In both cases, you break the force into two components, one in one direction and one at 90 degrees to it. However, in some situations, you can easily prove that one of those components is zero. In those cases, we skip a few steps and say "it just has one component."

In the case of the object sliding on an incline, you have quietly made the choice to break vectors up into a direction along the inline plane and one that is normal to the inclined plane. Since gravity is not purely in one of those two directions, it gets broken up into two non-zero components.

In the case of a car on the banked turn, you have quietly made the choice to break up the vectors into horizonal and vertical. Since gravity is purely in the vertical direction, it gets broken up into one non-zero component and one zero component (which we quietly ignore).

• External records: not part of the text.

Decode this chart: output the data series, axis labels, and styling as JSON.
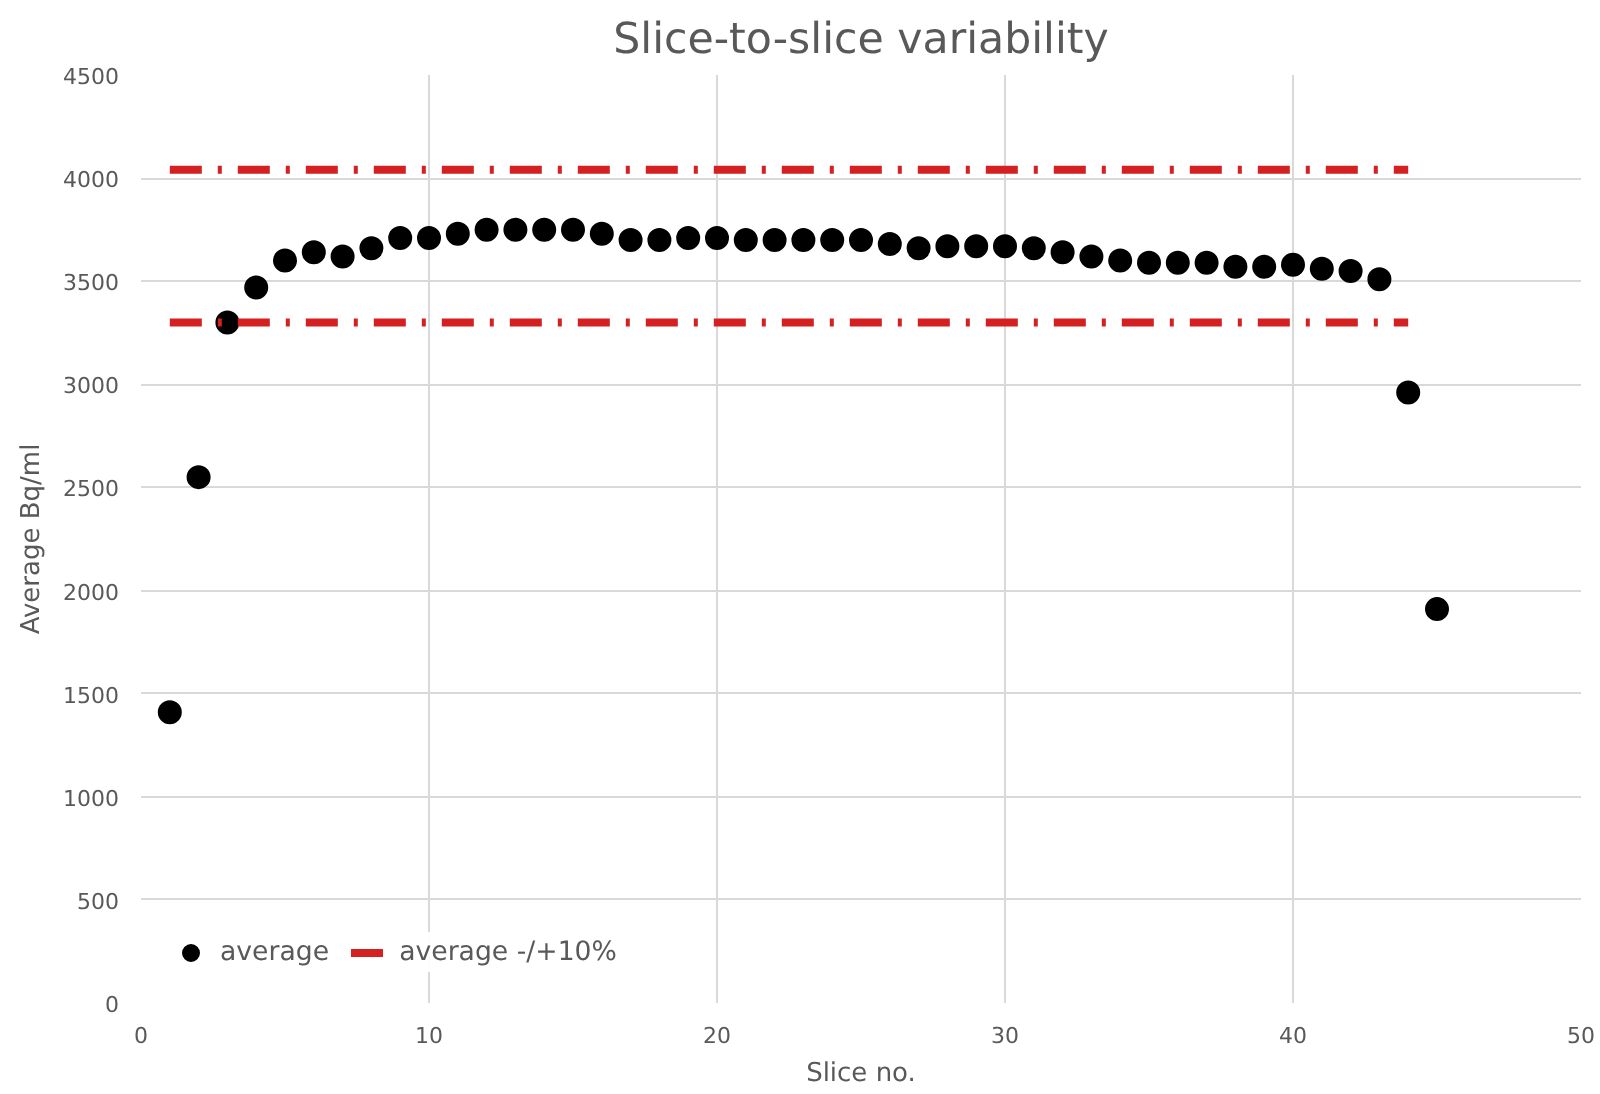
{
  "chart_data": {
    "type": "scatter",
    "title": "Slice-to-slice variability",
    "xlabel": "Slice no.",
    "ylabel": "Average Bq/ml",
    "xlim": [
      0,
      50
    ],
    "xticks": [
      0,
      10,
      20,
      30,
      40,
      50
    ],
    "ylim": [
      0,
      4500
    ],
    "yticks": [
      0,
      500,
      1000,
      1500,
      2000,
      2500,
      3000,
      3500,
      4000,
      4500
    ],
    "grid": true,
    "legend": "bottom left",
    "marker": "circle",
    "series": [
      {
        "name": "average",
        "color": "#000000",
        "x": [
          1,
          2,
          3,
          4,
          5,
          6,
          7,
          8,
          9,
          10,
          11,
          12,
          13,
          14,
          15,
          16,
          17,
          18,
          19,
          20,
          21,
          22,
          23,
          24,
          25,
          26,
          27,
          28,
          29,
          30,
          31,
          32,
          33,
          34,
          35,
          36,
          37,
          38,
          39,
          40,
          41,
          42,
          43,
          44,
          45
        ],
        "values": [
          1410,
          2550,
          3300,
          3470,
          3600,
          3640,
          3620,
          3660,
          3710,
          3710,
          3730,
          3750,
          3750,
          3750,
          3750,
          3730,
          3700,
          3700,
          3710,
          3710,
          3700,
          3700,
          3700,
          3700,
          3700,
          3680,
          3660,
          3670,
          3670,
          3670,
          3660,
          3640,
          3620,
          3600,
          3590,
          3590,
          3590,
          3570,
          3570,
          3580,
          3560,
          3550,
          3510,
          2960,
          1910
        ]
      },
      {
        "name": "average -/+10%",
        "type": "line",
        "marker": "none",
        "line_style": "dashdot",
        "color": "#d42020",
        "x": [
          1,
          44
        ],
        "values": [
          4040,
          4040
        ]
      },
      {
        "type": "line",
        "marker": "none",
        "line_style": "dashdot",
        "color": "#d42020",
        "x": [
          1,
          44
        ],
        "values": [
          3300,
          3300
        ]
      }
    ]
  }
}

You could solve the inclined plane problem in horizontal and vertical (with gravity having one non-zero component). You could solve the car on a banked turn problem with a normal component and a component along the banked turn (with gravity having two non-zero components). The difference is not the physics of the problem, but rather than you choose one orientation or the other for your coordinate system to make the math easier. The choice of directions for your coordinate system does not change the physics of what happens, but it can make the math easier. In particular, when it comes to inclined planes, there's often a big advantage computationally in using normal/along-the-plane coordinates because it makes the handling of normal forces and friction simpler. But it's just a choice. The physics didn't change.